Are You Saving Your Images Correctly?

Morgan Trent

Written by Morgan Trent
onFriday, August 19th, 2016
in Design, Floral

Optimizing Your Images for the Web

Saving files for web can be pretty tricky. Trust me. I had to learn how to optimize my images when I began saving them for web. Coming from a background in print, switching to web orientated images isn’t quite as simple as you are lead to believe.

Saving images correctly can have a huge impact on how your clients interact with your site. When you think about it, the artwork and images that display on your site are what clients base their opinions on. Therefore, how your images are optimized can greatly impact your ecommerce conversion rate and your SEO. One of the biggest ways images can affect these two things is through load time. Compressing your files in the best way to increase load time. A 46KB file will load much more quickly than a 250KB file. Consider this, Google considers load time when they rank your site. If your site does not load efficiently, that one second delay can be a killer to your sales and SEO traffic! Also, visitors to your site tend to care way more about speed than anything else. A few seconds can make all of the difference! According to Strangeloop Networks, a one-second delay can decrease your sales by 7%, drop your page views by 11%, and decrease your overall customer satisfaction. Especially if this visitor is on their smart device. How many times have you exited out of an app because it refused to load? Mobile browsers are the largest beneficiaries of great image compression. Ignoring how your images load on mobile devices could drastically decrease your mobile ecommerce conversion rate.

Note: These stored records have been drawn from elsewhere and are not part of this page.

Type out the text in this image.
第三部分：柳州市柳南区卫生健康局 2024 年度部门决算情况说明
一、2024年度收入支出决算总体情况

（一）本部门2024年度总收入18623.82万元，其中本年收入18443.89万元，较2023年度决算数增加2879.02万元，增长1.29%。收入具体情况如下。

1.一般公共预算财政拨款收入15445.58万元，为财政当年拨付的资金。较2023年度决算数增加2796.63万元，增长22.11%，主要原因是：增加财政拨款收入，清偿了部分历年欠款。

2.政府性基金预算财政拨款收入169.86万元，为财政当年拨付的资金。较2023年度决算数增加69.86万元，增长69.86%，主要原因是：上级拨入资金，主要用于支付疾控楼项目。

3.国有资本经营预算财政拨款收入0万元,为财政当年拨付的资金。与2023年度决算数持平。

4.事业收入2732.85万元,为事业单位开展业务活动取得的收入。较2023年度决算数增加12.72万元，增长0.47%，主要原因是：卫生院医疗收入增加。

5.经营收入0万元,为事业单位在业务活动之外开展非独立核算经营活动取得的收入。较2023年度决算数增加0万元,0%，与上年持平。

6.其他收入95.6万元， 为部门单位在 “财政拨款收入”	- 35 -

It’s not a market you can afford to lose out on when so much of the web is consumed daily on devices other than a desktop computer.

What Should You Be Doing?

So how do you save your images? For the most part, the only two image formats you should worry about are JPEG and PNG. If you have a bright and colorful photo that showcases your best flowers you will want to use JPEG. For images with flat color and items with transparency you will want to use PNG. Be careful, though…if you are trying to obtain a photorealistic images PNGs are usually a much higher quality image. The PNG file format is uncompressed and so the file size will be much larger than a JPEG of the same dimensions for a photo realistic image. Photoshop is my first step for compression. This application has a great ‘save for web’ function that can easily transform your image into an optimized machine. If you do not have Photoshop or if you are looking for additional compression on top of what you already get from ‘save for web’, there are many standalone options you can use. I can suggest tinyPNG, ImageOptim, and JPEGmini. Another important thing to mention about saving your files correctly, is to make sure that they are the correct dimensions for your needs. If you are trying to upload a feature area in FlowerManager, you want to make sure it is 735px × 365px. Trying to cram a 2000px image into this tiny space can affect how it looks on your site and the download speed. The same rings true for product photos, home specials, category headers, etc.

Optimizing your images for web can improve your site’s load time and make sure that your images are as beautiful as they can be. If you are not saving your images correctly, start doing so now. Your clients will thank you for it and you’ll reap the rewards!